Before you begin, ensure you have:

  • Kaptain 1.2.0–1.1.0 installed on a Konvoy cluster.
  • The existing cluster meets the criteria listed in the installation documentation.

Upgrade Kaptain

WARNING: When upgrading from Kaptain 1.1.0 to 1.2.0, some resources are not cleaned up automatically during the upgrade and must be removed manually by running the following commands before the upgrade:

kubectl delete mutatingwebhookconfigurations.admissionregistration.k8s.io katib-mutating-webhook-config
kubectl delete validatingwebhookconfigurations.admissionregistration.k8s.io katib-validating-webhook-config
  • Ensure the following base addons that are needed by Kaptain are enabled in your Konvoy cluster:

    - configRepository: https://github.com/mesosphere/kubernetes-base-addons
      configVersion: stable-1.20-4.1.0
      addonsList:
        - name: istio
          enabled: true
        - name: dex
          enabled: true
        - name: cert-manager
          enabled: true
        - name: prometheus
          enabled: true
    
  • Ensure the Kaptain addon repository is present in your Konvoy cluster.yaml:

    - configRepository: https://github.com/mesosphere/kubeaddons-kaptain
      configVersion: stable-1.20-1.3.0
      addonsList:
        - name: knative
          enabled: true
    
  • Download the kubeflow-1.3.0_1.2.0.tgz tarball from the support website.

  • Upgrade Kaptain:

    kubectl kudo upgrade --instance kaptain --namespace kubeflow ./kubeflow-1.3.0_1.2.0.tgz
    
  • Monitor the upgrade process by running:

    kubectl kudo plan status --instance kaptain --namespace kubeflow
    

After the upgrade completes, log in to Kaptain:

  • Discover the cluster endpoint and copy it to the clipboard.
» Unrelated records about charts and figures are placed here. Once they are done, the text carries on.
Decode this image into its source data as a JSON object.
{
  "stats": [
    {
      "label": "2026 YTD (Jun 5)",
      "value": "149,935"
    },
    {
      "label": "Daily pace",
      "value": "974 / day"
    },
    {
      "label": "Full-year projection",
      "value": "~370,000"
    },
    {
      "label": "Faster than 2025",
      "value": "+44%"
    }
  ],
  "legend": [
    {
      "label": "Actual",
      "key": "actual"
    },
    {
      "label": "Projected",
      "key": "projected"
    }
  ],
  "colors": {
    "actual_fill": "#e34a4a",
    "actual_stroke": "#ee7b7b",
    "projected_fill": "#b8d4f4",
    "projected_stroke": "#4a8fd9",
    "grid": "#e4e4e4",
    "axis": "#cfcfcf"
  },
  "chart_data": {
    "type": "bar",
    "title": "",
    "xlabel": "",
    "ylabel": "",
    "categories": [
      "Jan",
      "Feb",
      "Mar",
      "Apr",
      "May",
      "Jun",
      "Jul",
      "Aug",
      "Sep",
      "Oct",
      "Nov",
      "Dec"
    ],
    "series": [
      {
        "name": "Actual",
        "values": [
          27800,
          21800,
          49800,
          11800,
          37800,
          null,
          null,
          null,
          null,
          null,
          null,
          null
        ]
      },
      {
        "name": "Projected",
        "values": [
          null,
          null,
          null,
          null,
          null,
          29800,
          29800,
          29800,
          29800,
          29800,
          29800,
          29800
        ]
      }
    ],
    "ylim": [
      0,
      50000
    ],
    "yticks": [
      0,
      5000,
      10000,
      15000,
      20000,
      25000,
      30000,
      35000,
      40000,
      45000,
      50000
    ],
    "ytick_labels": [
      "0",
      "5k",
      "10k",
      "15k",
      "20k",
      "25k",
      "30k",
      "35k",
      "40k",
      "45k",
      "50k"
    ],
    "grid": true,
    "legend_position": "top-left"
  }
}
If you are running Kaptain on-premises, use this command:

    kf_uri=$(kubectl get svc kubeflow-ingressgateway --namespace kubeflow -o jsonpath="{.status.loadBalancer.ingress[*].ip}") && echo "https://${kf_uri}"
    

    Or if you are running Kaptain on AWS, use this command:

    kf_uri=$(kubectl get svc kubeflow-ingressgateway --namespace kubeflow -o jsonpath="{.status.loadBalancer.ingress[*].hostname}") && echo "https://${kf_uri}"
    
  • Get the login credentials from Konvoy to authenticate:

    konvoy get ops-portal
    

Workloads behavior during the upgrades

  • When upgrading from Kaptain version 1.2.0-1.1.0 to 1.2.0 the following workloads do not require stopping and can proceed without interruption during the upgrade: Jupyter Notebooks, Training Jobs (TFJob, PyTorchJob, MXNetJob), Katib Experiments and Trials, and SparkApplications), Kubeflow Pipelines.